‘Drained’ VOD Review
Stars: Ruaridh Aldington, Angela Dixon, Craig Conway, Madalina Bellarui Ion, Andrew Lyle-Pinnock, Natasha Patel, Andrew Lee Potts | Written by Peter Stylianou | Directed by Peter Stylianou, Sean Cronin

It feels like vampires and vampirism are often used as metaphors as they are as supernatural threats these days. Be it obsession, addiction or undying love, there’s a flock of fanged films that uses them to explore it. Drained, a new film from writer Peter Stylianou (The Lost, Who Needs Enemies) who co-directed it with Sean Cronin (Bogieville, Give Them Wings) combines some of these into a story that looks at codependency and toxic relationships.
Thomas (Ruaridh Aldington; Andes Plane Crash, Dirty Boy) is an artist, he may not be a starving artist, but he is an unemployed one who still lives at home with his mother (Angela Dixon; Never Let Go, A Dark Reflection). He’s focused on creating a killer portfolio, but at the expense of getting any actually assignments in the here and now. It doesn’t help that his mother is also having more luck in the dating pool than he is, even if it is with John (Craig Conway; Dog Soldiers, South of Hope Street), the local exterminator.
While out one night visiting a friend who bartends at a local club, he sees Rhea (Madalina Bellarui Ion; Take Cover, Eridiati: A Different Type of Vampire) and is instantly obsessed with her. She’s attracted to him as well, but she only wants one thing from him, his blood. Apart from the physical pleasure he gets from her drinking his blood, he also gets the emotional pleasure of being wanted and desired, which keeps him coming back for more, or to give more, even as he’s being left weak and hospitalized with malnutrition.

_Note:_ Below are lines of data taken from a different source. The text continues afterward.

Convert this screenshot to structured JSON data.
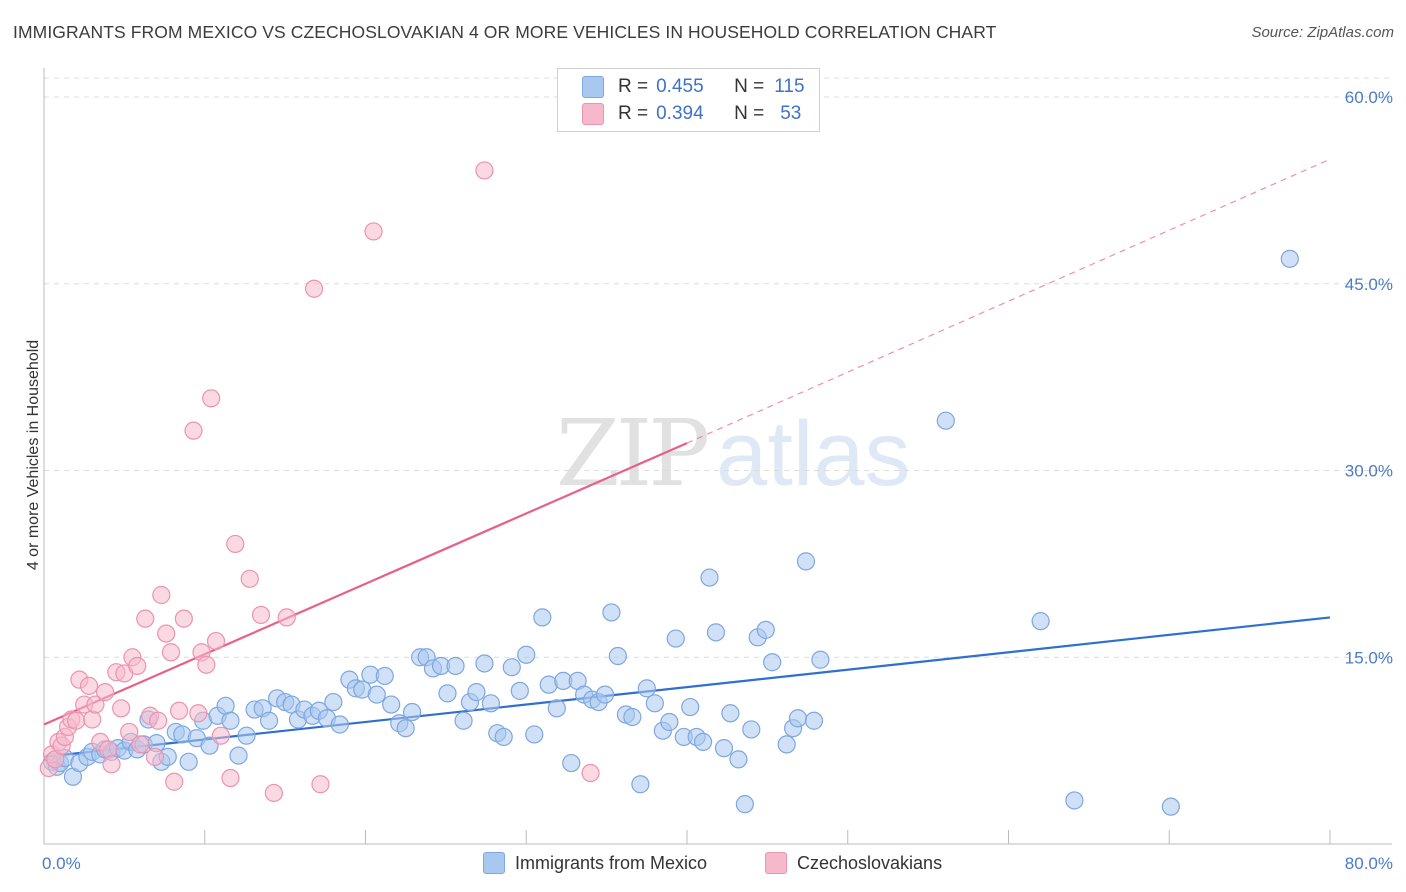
{
  "header": {
    "title": "IMMIGRANTS FROM MEXICO VS CZECHOSLOVAKIAN 4 OR MORE VEHICLES IN HOUSEHOLD CORRELATION CHART",
    "source": "Source: ZipAtlas.com"
  },
  "watermark": {
    "zip": "ZIP",
    "atlas": "atlas"
  },
  "legend": {
    "rows": [
      {
        "r_label": "R =",
        "r_value": "0.455",
        "n_label": "N =",
        "n_value": "115",
        "color": "#a9c8f0"
      },
      {
        "r_label": "R =",
        "r_value": "0.394",
        "n_label": "N =",
        "n_value": "53",
        "color": "#f6b9cc"
      }
    ]
  },
  "bottom_legend": {
    "items": [
      {
        "label": "Immigrants from Mexico",
        "color": "#a9c8f0"
      },
      {
        "label": "Czechoslovakians",
        "color": "#f6b9cc"
      }
    ]
  },
  "chart_data": {
    "type": "scatter",
    "title": "IMMIGRANTS FROM MEXICO VS CZECHOSLOVAKIAN 4 OR MORE VEHICLES IN HOUSEHOLD CORRELATION CHART",
    "xlabel": "",
    "ylabel": "4 or more Vehicles in Household",
    "xlim": [
      0,
      80
    ],
    "ylim": [
      0,
      62
    ],
    "x_tick_labels": [
      "0.0%",
      "80.0%"
    ],
    "y_ticks": [
      15,
      30,
      45,
      60
    ],
    "y_tick_labels": [
      "15.0%",
      "30.0%",
      "45.0%",
      "60.0%"
    ],
    "grid": true,
    "legend_position": "top-center",
    "series": [
      {
        "name": "Immigrants from Mexico",
        "color": "#a9c8f0",
        "stroke": "#7da7de",
        "trend": {
          "x": [
            0,
            80
          ],
          "y": [
            7.0,
            18.2
          ],
          "color": "#2f6fcf",
          "dashed_extension": false
        },
        "points": [
          [
            0.5,
            6.6
          ],
          [
            0.8,
            6.2
          ],
          [
            1.0,
            6.5
          ],
          [
            1.3,
            6.9
          ],
          [
            1.8,
            5.4
          ],
          [
            2.2,
            6.5
          ],
          [
            2.7,
            7.0
          ],
          [
            3.0,
            7.4
          ],
          [
            3.5,
            7.2
          ],
          [
            3.8,
            7.6
          ],
          [
            4.2,
            7.4
          ],
          [
            4.6,
            7.7
          ],
          [
            5.0,
            7.5
          ],
          [
            5.4,
            8.2
          ],
          [
            5.8,
            7.6
          ],
          [
            6.2,
            8.0
          ],
          [
            6.5,
            10.0
          ],
          [
            7.0,
            8.1
          ],
          [
            7.3,
            6.6
          ],
          [
            7.7,
            7.0
          ],
          [
            8.2,
            9.0
          ],
          [
            8.6,
            8.8
          ],
          [
            9.0,
            6.6
          ],
          [
            9.5,
            8.5
          ],
          [
            9.9,
            9.9
          ],
          [
            10.3,
            7.9
          ],
          [
            10.8,
            10.3
          ],
          [
            11.3,
            11.1
          ],
          [
            11.6,
            9.9
          ],
          [
            12.1,
            7.1
          ],
          [
            12.6,
            8.7
          ],
          [
            13.1,
            10.8
          ],
          [
            13.6,
            10.9
          ],
          [
            14.0,
            9.9
          ],
          [
            14.5,
            11.7
          ],
          [
            15.0,
            11.4
          ],
          [
            15.4,
            11.2
          ],
          [
            15.8,
            10.0
          ],
          [
            16.2,
            10.8
          ],
          [
            16.7,
            10.3
          ],
          [
            17.1,
            10.7
          ],
          [
            17.6,
            10.1
          ],
          [
            18.0,
            11.4
          ],
          [
            18.4,
            9.6
          ],
          [
            19.0,
            13.2
          ],
          [
            19.4,
            12.5
          ],
          [
            19.8,
            12.4
          ],
          [
            20.3,
            13.6
          ],
          [
            20.7,
            12.0
          ],
          [
            21.2,
            13.5
          ],
          [
            21.6,
            11.2
          ],
          [
            22.1,
            9.7
          ],
          [
            22.5,
            9.3
          ],
          [
            22.9,
            10.6
          ],
          [
            23.4,
            15.0
          ],
          [
            23.8,
            15.0
          ],
          [
            24.2,
            14.1
          ],
          [
            24.7,
            14.3
          ],
          [
            25.1,
            12.1
          ],
          [
            25.6,
            14.3
          ],
          [
            26.1,
            9.9
          ],
          [
            26.5,
            11.4
          ],
          [
            26.9,
            12.2
          ],
          [
            27.4,
            14.5
          ],
          [
            27.8,
            11.3
          ],
          [
            28.2,
            8.9
          ],
          [
            28.6,
            8.6
          ],
          [
            29.1,
            14.2
          ],
          [
            29.6,
            12.3
          ],
          [
            30.0,
            15.2
          ],
          [
            30.5,
            8.8
          ],
          [
            31.0,
            18.2
          ],
          [
            31.4,
            12.8
          ],
          [
            31.9,
            10.9
          ],
          [
            32.3,
            13.1
          ],
          [
            32.8,
            6.5
          ],
          [
            33.2,
            13.1
          ],
          [
            33.6,
            12.0
          ],
          [
            34.1,
            11.6
          ],
          [
            34.5,
            11.4
          ],
          [
            34.9,
            12.0
          ],
          [
            35.3,
            18.6
          ],
          [
            35.7,
            15.1
          ],
          [
            36.2,
            10.4
          ],
          [
            36.6,
            10.2
          ],
          [
            37.1,
            4.8
          ],
          [
            37.5,
            12.5
          ],
          [
            38.0,
            11.3
          ],
          [
            38.5,
            9.1
          ],
          [
            38.9,
            9.8
          ],
          [
            39.3,
            16.5
          ],
          [
            39.8,
            8.6
          ],
          [
            40.2,
            11.0
          ],
          [
            40.6,
            8.6
          ],
          [
            41.0,
            8.2
          ],
          [
            41.4,
            21.4
          ],
          [
            41.8,
            17.0
          ],
          [
            42.3,
            7.7
          ],
          [
            42.7,
            10.5
          ],
          [
            43.2,
            6.8
          ],
          [
            43.6,
            3.2
          ],
          [
            44.0,
            9.2
          ],
          [
            44.4,
            16.6
          ],
          [
            44.9,
            17.2
          ],
          [
            45.3,
            14.6
          ],
          [
            46.2,
            8.0
          ],
          [
            46.6,
            9.3
          ],
          [
            46.9,
            10.1
          ],
          [
            47.4,
            22.7
          ],
          [
            47.9,
            9.9
          ],
          [
            48.3,
            14.8
          ],
          [
            56.1,
            34.0
          ],
          [
            62.0,
            17.9
          ],
          [
            64.1,
            3.5
          ],
          [
            70.1,
            3.0
          ],
          [
            77.5,
            47.0
          ]
        ]
      },
      {
        "name": "Czechoslovakians",
        "color": "#f6b9cc",
        "stroke": "#ec93ae",
        "trend": {
          "x": [
            0,
            40
          ],
          "y": [
            9.6,
            32.2
          ],
          "dashed_to": {
            "x": 80,
            "y": 55.0
          },
          "color": "#e8608a"
        },
        "points": [
          [
            0.3,
            6.1
          ],
          [
            0.5,
            7.2
          ],
          [
            0.7,
            6.8
          ],
          [
            0.9,
            8.2
          ],
          [
            1.1,
            7.9
          ],
          [
            1.3,
            8.6
          ],
          [
            1.5,
            9.4
          ],
          [
            1.7,
            10.0
          ],
          [
            2.0,
            9.9
          ],
          [
            2.2,
            13.2
          ],
          [
            2.5,
            11.2
          ],
          [
            2.8,
            12.7
          ],
          [
            3.0,
            10.0
          ],
          [
            3.2,
            11.2
          ],
          [
            3.5,
            8.2
          ],
          [
            3.8,
            12.2
          ],
          [
            4.0,
            7.6
          ],
          [
            4.2,
            6.4
          ],
          [
            4.5,
            13.8
          ],
          [
            4.8,
            10.9
          ],
          [
            5.0,
            13.7
          ],
          [
            5.3,
            9.0
          ],
          [
            5.5,
            15.0
          ],
          [
            5.8,
            14.3
          ],
          [
            6.0,
            8.0
          ],
          [
            6.3,
            18.1
          ],
          [
            6.6,
            10.3
          ],
          [
            6.9,
            7.0
          ],
          [
            7.1,
            9.9
          ],
          [
            7.3,
            20.0
          ],
          [
            7.6,
            16.9
          ],
          [
            7.9,
            15.4
          ],
          [
            8.1,
            5.0
          ],
          [
            8.4,
            10.7
          ],
          [
            8.7,
            18.1
          ],
          [
            9.3,
            33.2
          ],
          [
            9.6,
            10.5
          ],
          [
            9.8,
            15.4
          ],
          [
            10.1,
            14.4
          ],
          [
            10.4,
            35.8
          ],
          [
            10.7,
            16.3
          ],
          [
            11.0,
            8.7
          ],
          [
            11.6,
            5.3
          ],
          [
            11.9,
            24.1
          ],
          [
            12.8,
            21.3
          ],
          [
            13.5,
            18.4
          ],
          [
            14.3,
            4.1
          ],
          [
            15.1,
            18.2
          ],
          [
            16.8,
            44.6
          ],
          [
            17.2,
            4.8
          ],
          [
            20.5,
            49.2
          ],
          [
            27.4,
            54.1
          ],
          [
            34.0,
            5.7
          ]
        ]
      }
    ]
  }
}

It would be easy to see Drained in a more superficial light, as an allegory for a gold digger, manipulating a man physically and emotionally while draining his bank account. But there are deeper themes and ideas at play here, there is something about his blood that drew her to him, and keeps her there. It’s a mutual addiction that is dangerous to them both, but like many addictions not something that they can easily shake despite the realization of the toll it’s taking on them. And the consequences that trying to do so can bring.
The script does start to falter in the last act, and the final minutes unfortunately come closer to provoking laughter than the sense of tragedy the filmmakers were striving for. But for most of its running time, it’s a well crafted a and acted film. Aldington and Ion have a good chemistry, and are believable as the troubled and dysfunctional leads. They both manage to make the viewer care about characters that not initially likeable and never become fully relatable.
Aldington has the bigger challenge, as Thomas is especially hard to warm up to. When we first meet him, he’s busy having a wank, and it’s not long before he’s busy being a jerk to his mother and whining to his friend Dano (Andrew Lyle-Pinnock; Loki’s Game, The Little Mermaid) about her seeing John. Combined with his lack of ambition, he starts the film as a rather pathetic figure
In support roles, Dixon and Conway are solid, while Natasha Patel (Luther: The Fallen Sun, Tinsel Town) and Andrew Lee Potts (Lore, 400 Bullets) do what they can as detectives with their own secrets who, along with those final few minutes, seem to have come from a totally different film.
Despite it’s stumbles, Drained does deliver a lot of entertainment with along with insights about toxic relationships, addiction and loneliness. Perhaps more impressive is the way it manages to find a new way to use some of the genre’s old tropes and metaphors.
*** 3/5
Level 33 has released Drained to VOD and digital platforms.